Martyn's Thoughts on the Unspeakable Events in Gaza & Israel
I haven’t posted anything from a personal point of view these past few weeks. I was weary of even trying to describe the despair, anger and overwhelming sadness I’ve felt as I viewed the devastating the events in the Middle East. As some of you may know I became a Father again a few weeks ago. The overwhelming joy of that is tempered somewhat by the thought of what the future will hold for our new son Jack and his generation, as factions and so called ‘leaders’ squander the meaning of decency and humanity. How can one ever explain these days and the price in lives being paid?
Let me first utterly condemn the horrific actions of Hamas. The massacre in the south of Israel has shattered lives and brought huge suffering to the Jewish nation. I abhor violence of any sort and this so called act of resistance was evil and inhumane. I grieve for all those Jewish families touched by this horror as I also grieve for all innocent Palestinians who are now bearing the enormous and devastating consequences of those heinous crimes.
I’ve been fortunate enough to have the privilege of travelling to the West Bank in Palestine many times in the last decade. Our charity ‘Let Yourself Trust’ has donated and worked with The Alrowwad Children’s Theatre in Aida refugee camp, and my wife Justine was in Gaza two years ago visiting the Al-Ahli hospital where, through our partners the Amos Trust, we have also donated financial help. That was the hospital destroyed by a rocket recently that killed 500 people. I have sat with so many Palestinian people who welcomed us like lost sons and daughters and literally gave us all they had in that moment. I have listened to them bare witness to the intolerable suffering administered to them by the military and governmental forces of Israel for many years. Children who have had to witness their very basic house structures bulldozer’d to the ground in front of them as Palestinians are forbidden to build anything without permission from the Israeli authorities which is rarely granted, children younger than 12 years old taken and detained against international law, the threat of access to water and power supplies being cut off at any time, freedom of movement denied along with the basic liberties and human rights we all take for granted. The massive wall around them that is not about security but rather land grabbing and control..and the continued policy of illegal settlements being built on their land along with a farce of a legal jungle and system that will stall them for years and, in some cases decades, if they dare try to challenge any of this. Where else in the world does this happen without international condemnation at the highest level? Why are Palestinians still subject to these inhumane conditions? Why does the civilianised world look on and do little to nothing to change this? Why is the UK and the US vetoing UN resolutions for a cease fire when, given the circumstances, they would pass immediately it if it were for any other region of the planet?!

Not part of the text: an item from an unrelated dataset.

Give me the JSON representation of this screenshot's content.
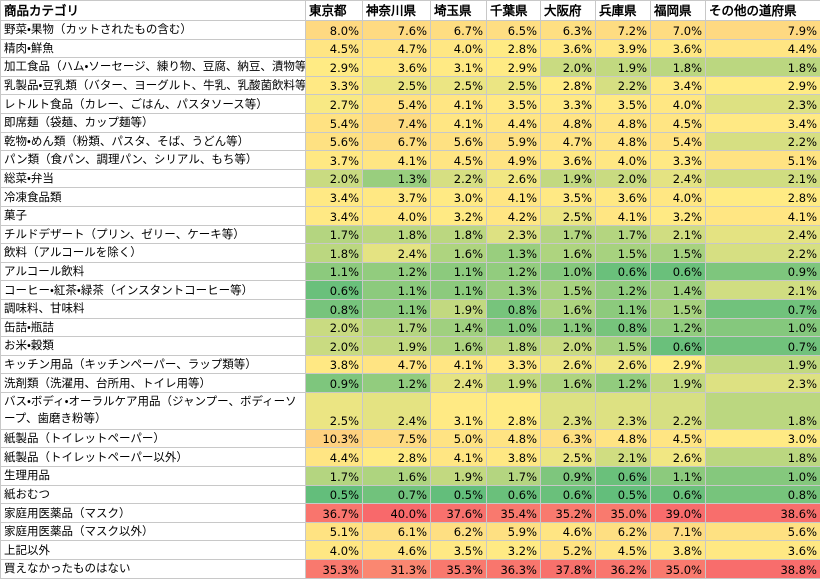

I believe that one of the worst things to carry in your soul is your own untold story. Seeing that the narrative surrounding your life is not the truth and that the great majority of people see you as the complete antithesis of who you really are. That’s why, on every visit to Palestine I’ve been on, the only thing the people ask of us is to go home and tell people what we have seen.

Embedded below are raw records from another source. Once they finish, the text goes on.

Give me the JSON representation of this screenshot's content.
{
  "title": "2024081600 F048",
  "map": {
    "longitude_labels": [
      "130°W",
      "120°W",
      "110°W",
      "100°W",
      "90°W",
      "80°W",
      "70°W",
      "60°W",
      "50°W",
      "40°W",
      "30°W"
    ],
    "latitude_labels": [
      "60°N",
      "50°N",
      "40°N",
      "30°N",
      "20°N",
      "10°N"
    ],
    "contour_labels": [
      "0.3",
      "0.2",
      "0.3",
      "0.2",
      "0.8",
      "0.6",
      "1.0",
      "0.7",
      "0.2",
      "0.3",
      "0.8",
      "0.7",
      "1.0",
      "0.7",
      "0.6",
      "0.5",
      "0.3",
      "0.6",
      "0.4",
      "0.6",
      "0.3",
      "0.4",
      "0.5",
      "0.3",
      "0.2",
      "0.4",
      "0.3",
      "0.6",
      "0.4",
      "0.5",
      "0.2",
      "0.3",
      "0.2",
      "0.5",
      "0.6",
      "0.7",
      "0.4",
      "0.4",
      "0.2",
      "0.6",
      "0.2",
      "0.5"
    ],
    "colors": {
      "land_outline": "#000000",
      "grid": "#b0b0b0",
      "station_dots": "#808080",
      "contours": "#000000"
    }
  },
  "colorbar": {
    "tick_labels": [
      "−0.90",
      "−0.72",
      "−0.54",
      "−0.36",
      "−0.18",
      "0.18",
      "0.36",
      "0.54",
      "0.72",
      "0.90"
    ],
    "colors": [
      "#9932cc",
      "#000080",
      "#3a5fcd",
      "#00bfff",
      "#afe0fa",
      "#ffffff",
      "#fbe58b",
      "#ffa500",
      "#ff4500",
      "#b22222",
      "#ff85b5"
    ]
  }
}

Now, I have stood and wept at the sites of the former concentration camps of Auschwitz, Bergen-Belson and Dachau and been suffocated by the absolute evil of those who perpetrated such in-humane and evil acts. I have felt just a small amount of the huge weight the Jewish nation has had to carry since 1945. Their tragic story is told and understood (by the vast majority) though, of course, like many groups, they are still subject to much racism and discrimination. But for Palestinians, the subversive job done on discounting their narrative and truth is astonishing. When South Africa was an apartheid state the world knew it and saw it. Eventually through the boycotting and denouncements by most nations and of course, the immense fight for justice by its people, change came .. it had to. I believe, along with Amnesty International, that the ‘apartheid’ in Palestine is obvious and clear to see. The policies of segregation, dispossession and exclusion under Israel’s control clearly confirm this. However, what an incredible job of deflection and control has taken place to ensure that their suffering largely remains veiled. There is little chance of any change while most Western Governments pay lip service to the situation and will not denounce the Israeli government for its policies in the Occupied Palestinian Territories.

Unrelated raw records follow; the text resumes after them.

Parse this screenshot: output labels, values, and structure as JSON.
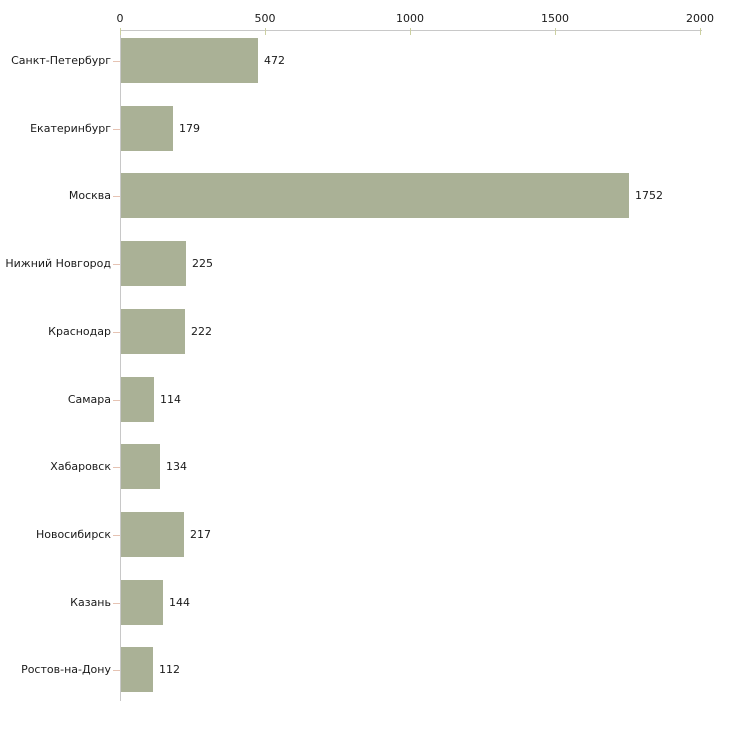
{
  "chart_data": {
    "type": "bar",
    "orientation": "horizontal",
    "categories": [
      "Санкт-Петербург",
      "Екатеринбург",
      "Москва",
      "Нижний Новгород",
      "Краснодар",
      "Самара",
      "Хабаровск",
      "Новосибирск",
      "Казань",
      "Ростов-на-Дону"
    ],
    "values": [
      472,
      179,
      1752,
      225,
      222,
      114,
      134,
      217,
      144,
      112
    ],
    "x_tick_values": [
      0,
      500,
      1000,
      1500,
      2000
    ],
    "xlim": [
      0,
      2000
    ],
    "value_labels_shown": true,
    "grid": false,
    "legend": false,
    "colors": {
      "background": "#ffffff",
      "bar_fill": "#aab196",
      "axis_line": "#c8c8c8",
      "x_tick_mark": "#ccd0a0",
      "y_tick_mark": "#e6c3b3",
      "text": "#1a1a1a"
    }
  }
}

Should I or others or anyone else challenge this madness then the cry of antisemitism will swiftly come. It will arrive because of these words I’m writing. But, criticism is not antisemitism. Protest, lobbying and peaceful action is the means of, not only carrying peace and justice to the Palestinians, but also to bring peace to the good people of Israel too. Surely everyone involved deserves a better future, more moral and accountable leaders and freedom from the chains of violence, injustice and despair that has categorised this historic region for so long. History will tell of the current huge price of inhumane loss of life on our watch. Paid because of our inability to see through our deeply flawed perceptions of reality when the truth was clearly there to be seen.